Zaza, contro la Juventus può partire in panchina

Per il Toro molto è cambiato da quell’1-1 contro i rossoblu. Vittorie contro Genoa e Milan, nessun gol subito e sei punti in più in una classifica che a guardarla fa venire l’acquolina. Il tutto conquistato con un attacco ai minimi termini. Oltre a Zaza, infatti, Falque si è trovato costretto ai box per un infortunio. I due torneranno insieme, probabilmente però in panchina: lo spagnolo è a mezzo servizio, il lucano indietro nelle gerarchie rispetto a Berenguer.

Mazzarri è sempre più convinto, infatti, che con un centrocampista incursore (a proposito, nel derby tornerà pure Baselli) e una mezza punta alle spalle di Belotti il suo Torino funzioni meglio. Per l’ex di turno gli spazi saranno chiusi tra i titolari (a meno di sorprese), ma non a partita in corso. Si gioca in quattordici, il mantra di WM. E allora per Zaza la speranza è di rientrare in uno dei tre numeri sopra l’undici e tentare di fare comunque la differenza.

Mazzarri, i consigli a Zaza. E i precedenti allo Stadium…
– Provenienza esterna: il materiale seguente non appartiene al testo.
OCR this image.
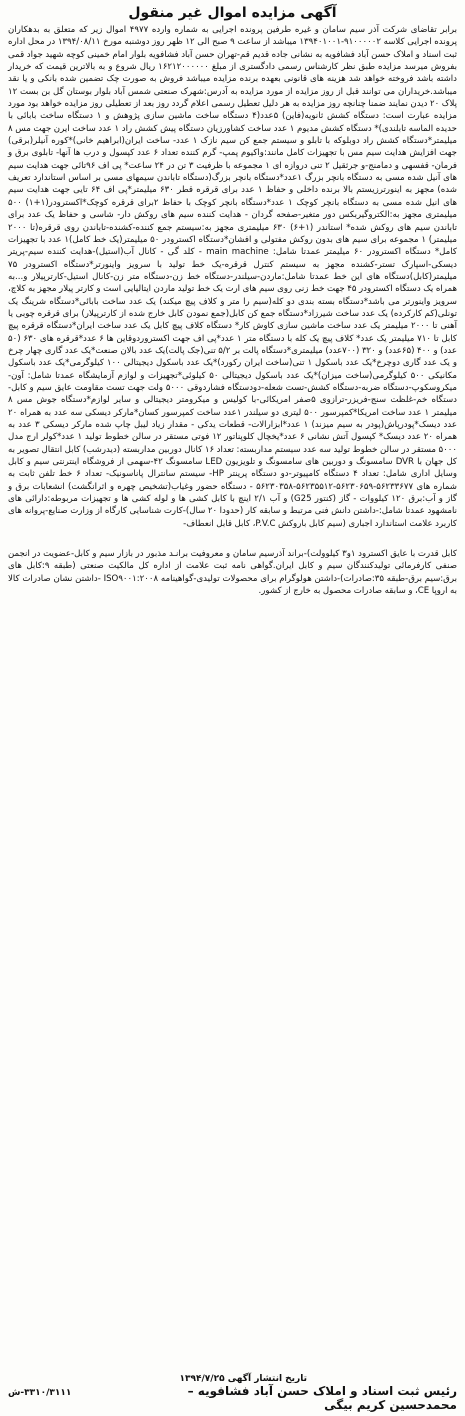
آگهی مزایده اموال غیر منقول

برابر تقاضای شرکت آذر سیم سامان و غیره طرفین پرونده اجرایی به شماره وارده ۴۹۷۷ اموال زیر که متعلق به بدهکاران پرونده اجرایی کلاسه ۹۱۰۰۰۰۰۲-۱۳۹۴۰۱۰۰۱ میباشد از ساعت ۹ صبح الی ۱۲ ظهر روز دوشنبه مورخ ۱۳۹۴/۰۸/۱۱ در محل اداره ثبت اسناد و املاک حسن آباد فشافویه به نشانی جاده قدیم قم-تهران حسن آباد فشافویه بلوار امام خمینی کوچه شهید جواد قمی بفروش میرسد مزایده طبق نظر کارشناس رسمی دادگستری از مبلغ ۱۶۲۱۲۰۰۰۰۰۰ ریال شروع و به بالاترین قیمت که خریدار داشته باشد فروخته خواهد شد هزینه های قانونی بعهده برنده مزایده میباشد فروش به صورت چک تضمین شده بانکی و یا نقد میباشد.خریداران می توانند قبل از روز مزایده از مورد مزایده به آدرس:شهرک صنعتی شمس آباد بلوار بوستان گل بن بست ۱۲ پلاک ۲۰ دیدن نمایند ضمنا چنانچه روز مزایده به هر دلیل تعطیل رسمی اعلام گردد روز بعد از تعطیلی روز مزایده خواهد بود مورد مزایده عبارت است: دستگاه کشش ثانویه(فاین) ۵عدد(۴ دستگاه ساخت ماشین سازی پژوهش و ۱ دستگاه ساخت بابائی با حدیده الماسه تابلندی)* دستگاه کشش مدیوم ۱ عدد ساخت کشاورزیان دستگاه پیش کشش راد ۱ عدد ساخت ایرن جهت مس ۸ میلیمتر*دستگاه کشش راد دوبلوکه با تابلو و سیستم جمع کن سیم نازک ۱ عدد- ساخت ایران(ابراهیم خانی)*کوره آنیلر(برقی) جهت افزایش هدایت سیم مس با تجهیزات کامل مانند:واکیوم پمپ- گرم کننده تعداد ۶ عدد کپسول و درب ها آنها- تابلوی برق و فرمان- قفسهی و دمامنج-و جرثقیل ۲ تنی دروازه ای ۱ مجموعه با ظرفیت ۳ تن در ۲۴ ساعت* پی اف ۹۶تائی جهت هدایت سیم های آنیل شده مسی به دستگاه بانچر بزرگ ۱عدد*دستگاه بانچر بزرگ(دستگاه تاباندن سیمهای مسی بر اساس استاندارد تعریف شده) مجهز به اینورترزیستم بالا برنده داخلی و حفاظ ۱ عدد برای قرقره قطر ۶۳۰ میلیمتر*پی اف ۶۴ تایی جهت هدایت سیم های انیل شده مسی به دستگاه بانچر کوچک ۱ عدد*دستگاه بانچر کوچک با حفاظ ۲برای قرقره کوچک*اکسترودر(۱+۱) ۵۰۰ میلیمتری مجهز به:الکتروگیربکس دور متغیر-صفحه گردان - هدایت کننده سیم های روکش دار- شاسی و حفاظ یک عدد برای تاباندن سیم های روکش شده* استاندر (۱+۶) ۶۳۰ میلیمتری مجهز به:سیستم جمع کننده-کشنده-تاباندن روی قرقره(تا ۲۰۰۰ میلیمتر) ۱ مجموعه برای سیم های بدون روکش مفتولی و افشان*دستگاه اکسترودر ۵۰ میلیمتر(یک خط کامل)۱ عدد با تجهیزات کامل* دستگاه اکسترودر ۶۰ میلیمتر عمدتا شامل: main machine - کلد گی - کانال آب(استیل)-هدایت کننده سیم-پریتر دیسکی-اسپارک تستر-کشنده مجهز به سیستم کنترل قرقره-یک خط تولید با سرویز واینورتر*دستگاه اکسترودر ۷۵ میلیمتر(کابل)دستگاه های این خط عمدتا شامل:ماردن-سیلندر-دستگاه خط زن-دستگاه متر زن-کانال استیل-کارترپیلار و...به همراه یک دستگاه اکسترودر ۴۵ جهت خط زنی روی سیم های ارت یک خط تولید ماردن ایتالیایی است و کارتر پیلار مجهز به کلاچ، سرویز واینورتر می باشد*دستگاه بسته بندی دو کله(سیم را متر و کلاف پیچ میکند) یک عدد ساخت بابائی*دستگاه شرینگ یک تونلی(کم کارکرده) یک عدد ساخت شیرزاد*دستگاه جمع کن کابل(جمع نمودن کابل خارج شده از کارترپیلار) برای قرقره چوبی یا آهنی تا ۲۰۰۰ میلیمتر یک عدد ساخت ماشین سازی کاوش کار* دستگاه کلاف پیچ کابل یک عدد ساخت ایران*دستگاه قرقره پیچ کابل تا ۷۱۰ میلیمتر یک عدد* کلاف پیچ یک کله با دستگاه متر ۱ عدد*پی اف جهت اکستروردوقاین ها ۶ عدد*قرقره های ۶۳۰ (۵۰ عدد) و ۴۰۰ (۶۵عدد) و ۳۲۰ (۷۰۰عدد) میلیمتری*دستگاه پالت بر ۵/۲ تنی(جک پالت)یک عدد بالان صنعت*یک عدد گاری چهار چرخ و یک عدد گاری دوچرخ*یک عدد باسکول ۱ تنی(ساخت ایران رکورد)*یک عدد باسکول دیجیتالی ۱۰۰ کیلوگرمی*یک عدد باسکول مکانیکی ۵۰۰ کیلوگرمی(ساخت میزان)*یک عدد باسکول دیجیتالی ۵۰ کیلوئی*تجهیزات و لوازم آزمایشگاه عمدتا شامل: آون-میکروسکوپ-دستگاه ضربه-دستگاه کشش-تست شعله-دودستگاه فشاردوقی ۵۰۰۰ ولت جهت تست مقاومت عایق سیم و کابل-دستگاه خم-غلظت سنج-فریزر-ترازوی ۵صفر امریکائی-با کولیس و میکرومتر دیجیتالی و سایر لوازم*دستگاه جوش مس ۸ میلیمتر ۱ عدد ساخت امریکا*کمپرسور ۵۰۰ لیتری دو سیلندر ۱عدد ساخت کمپرسور کسان*مارکر دیسکی سه عدد به همراه ۲۰ عدد دیسک*پودرپاش(پودر به سیم میزند) ۱ عدد*ابزارالات- قطعات یدکی - مقدار زیاد لیبل چاپ شده مارکر دیسکی ۳ عدد به همراه ۲۰ عدد دیسک* کپسول آتش نشانی ۶ عدد*یخچال کلوپناتور ۱۲ فوتی مستقر در سالن خطوط تولید ۱ عدد*کولر ارج مدل ۵۰۰۰ مستقر در سالن خطوط تولید سه عدد سیستم مداربسته: تعداد ۱۶ کانال دوربین مداربسته (دیدرشب) کابل انتقال تصویر به کل جهان با DVR سامسونگ و دوربین های سامسونگ و تلویزیون LED سامسونگ ۴۲-سهمی از فروشگاه اینترنتی سیم و کابل وسایل اداری شامل: تعداد ۴ دستگاه کامپیوتر-دو دستگاه پرینتر HP- سیستم سانترال پاناسونیک- تعداد ۶ خط تلفن ثابت به شماره های ۵۶۲۳۳۶۷۷-۵۶۲۳۰۶۵۹-۵۶۲۳۵۵۱۲-۵۶۲۳۰۳۵۸ - دستگاه حضور وغیاب(تشخیص چهره و اثرانگشت) انشعابات برق و گاز و آب:برق ۱۲۰ کیلووات - گاز (کنتور G25) و آب ۲/۱ اینچ با کابل کشی ها و لوله کشی ها و تجهیزات مربوطه:دارائی های نامشهود عمدتا شامل:-داشتن دانش فنی مرتبط و سابقه کار (حدودا ۲۰ سال)-کارت شناسایی کارگاه از وزارت صنایع-پروانه های کاربرد علامت استاندارد اجباری (سیم کابل باروکش P.V.C، کابل قابل انعطاف-

کابل قدرت با عایق اکسترود ۱و۳ کیلوولت)-براند آذرسیم سامان و معروفیت برانـد مذبور در بازار سیم و کابل-عضویت در انجمن صنفی کارفرمائی تولیدکنندگان سیم و کابل ایران.گواهی نامه ثبت علامت از اداره کل مالکیت صنعتی (طبقه ۹:کابل های برق:سیم برق-طبقه ۳۵:صادرات)-داشتن هولوگرام برای محصولات تولیدی-گواهینامه ISO۹۰۰۱:۲۰۰۸ -داشتن نشان صادرات کالا به اروپا CE، و سابقه صادرات محصول به خارج از کشور.

تاریخ انتشار آگهی ۱۳۹۴/۷/۲۵
رئیس ثبت اسناد و املاک حسن آباد فشافویه –
۳۳۱۰/۳۱۱۱-ش
محمدحسین کریم بیگی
“Zaza deve stare tranquillo”, gli consigliava il suo allenatore alla vigilia del Cagliari, “ha qualità, deve tirarle fuori”. Parole che si adattano perfettamente anche a tre giorni da Juventus-Torino. La voglia di spaccare il mondo potrebbe essere deleteria. Persino in uno stadio che gli ha portato bene, tanto negli anni in bianconero quanto nel recente passato in azzurro: il 4 giugno scorso siglò proprio allo Stadium la sua ultima rete in Nazionale, contro l’Olanda.
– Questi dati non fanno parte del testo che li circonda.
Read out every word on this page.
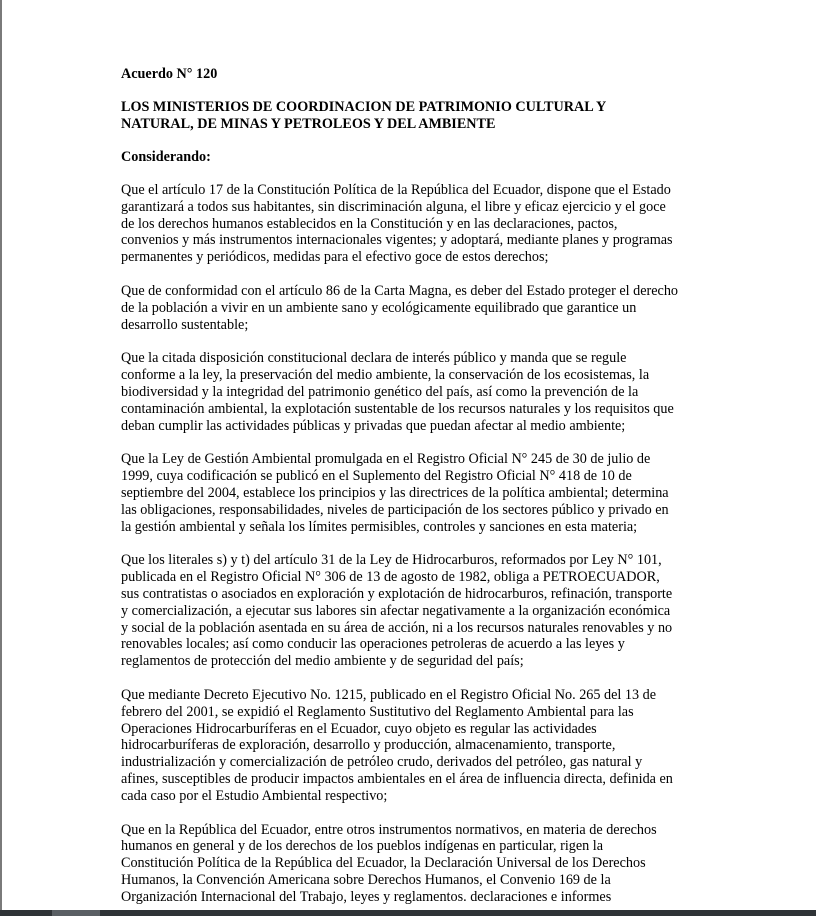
Acuerdo N° 120
LOS MINISTERIOS DE COORDINACION DE PATRIMONIO CULTURAL Y
NATURAL, DE MINAS Y PETROLEOS Y DEL AMBIENTE
Considerando:
Que el artículo 17 de la Constitución Política de la República del Ecuador, dispone que el Estado
garantizará a todos sus habitantes, sin discriminación alguna, el libre y eficaz ejercicio y el goce
de los derechos humanos establecidos en la Constitución y en las declaraciones, pactos,
convenios y más instrumentos internacionales vigentes; y adoptará, mediante planes y programas
permanentes y periódicos, medidas para el efectivo goce de estos derechos;
Que de conformidad con el artículo 86 de la Carta Magna, es deber del Estado proteger el derecho
de la población a vivir en un ambiente sano y ecológicamente equilibrado que garantice un
desarrollo sustentable;
Que la citada disposición constitucional declara de interés público y manda que se regule
conforme a la ley, la preservación del medio ambiente, la conservación de los ecosistemas, la
biodiversidad y la integridad del patrimonio genético del país, así como la prevención de la
contaminación ambiental, la explotación sustentable de los recursos naturales y los requisitos que
deban cumplir las actividades públicas y privadas que puedan afectar al medio ambiente;
Que la Ley de Gestión Ambiental promulgada en el Registro Oficial N° 245 de 30 de julio de
1999, cuya codificación se publicó en el Suplemento del Registro Oficial N° 418 de 10 de
septiembre del 2004, establece los principios y las directrices de la política ambiental; determina
las obligaciones, responsabilidades, niveles de participación de los sectores público y privado en
la gestión ambiental y señala los límites permisibles, controles y sanciones en esta materia;
Que los literales s) y t) del artículo 31 de la Ley de Hidrocarburos, reformados por Ley N° 101,
publicada en el Registro Oficial N° 306 de 13 de agosto de 1982, obliga a PETROECUADOR,
sus contratistas o asociados en exploración y explotación de hidrocarburos, refinación, transporte
y comercialización, a ejecutar sus labores sin afectar negativamente a la organización económica
y social de la población asentada en su área de acción, ni a los recursos naturales renovables y no
renovables locales; así como conducir las operaciones petroleras de acuerdo a las leyes y
reglamentos de protección del medio ambiente y de seguridad del país;
Que mediante Decreto Ejecutivo No. 1215, publicado en el Registro Oficial No. 265 del 13 de
febrero del 2001, se expidió el Reglamento Sustitutivo del Reglamento Ambiental para las
Operaciones Hidrocarburíferas en el Ecuador, cuyo objeto es regular las actividades
hidrocarburíferas de exploración, desarrollo y producción, almacenamiento, transporte,
industrialización y comercialización de petróleo crudo, derivados del petróleo, gas natural y
afines, susceptibles de producir impactos ambientales en el área de influencia directa, definida en
cada caso por el Estudio Ambiental respectivo;
Que en la República del Ecuador, entre otros instrumentos normativos, en materia de derechos
humanos en general y de los derechos de los pueblos indígenas en particular, rigen la
Constitución Política de la República del Ecuador, la Declaración Universal de los Derechos
Humanos, la Convención Americana sobre Derechos Humanos, el Convenio 169 de la
Organización Internacional del Trabajo, leyes y reglamentos. declaraciones e informes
Quello, l’unico gol segnato all’ex Delle Alpi senza la maglia della Juve addosso. Nei due precedenti con il Sassuolo è sempre rimasto a secco. Anche se in neroverde alla Vecchia Signora ha fatto male due volte, ad aprile e ottobre 2014. Quasi cinque anni dopo sarà una notte speciale, con una maglia granata addosso da onorare fino in fondo.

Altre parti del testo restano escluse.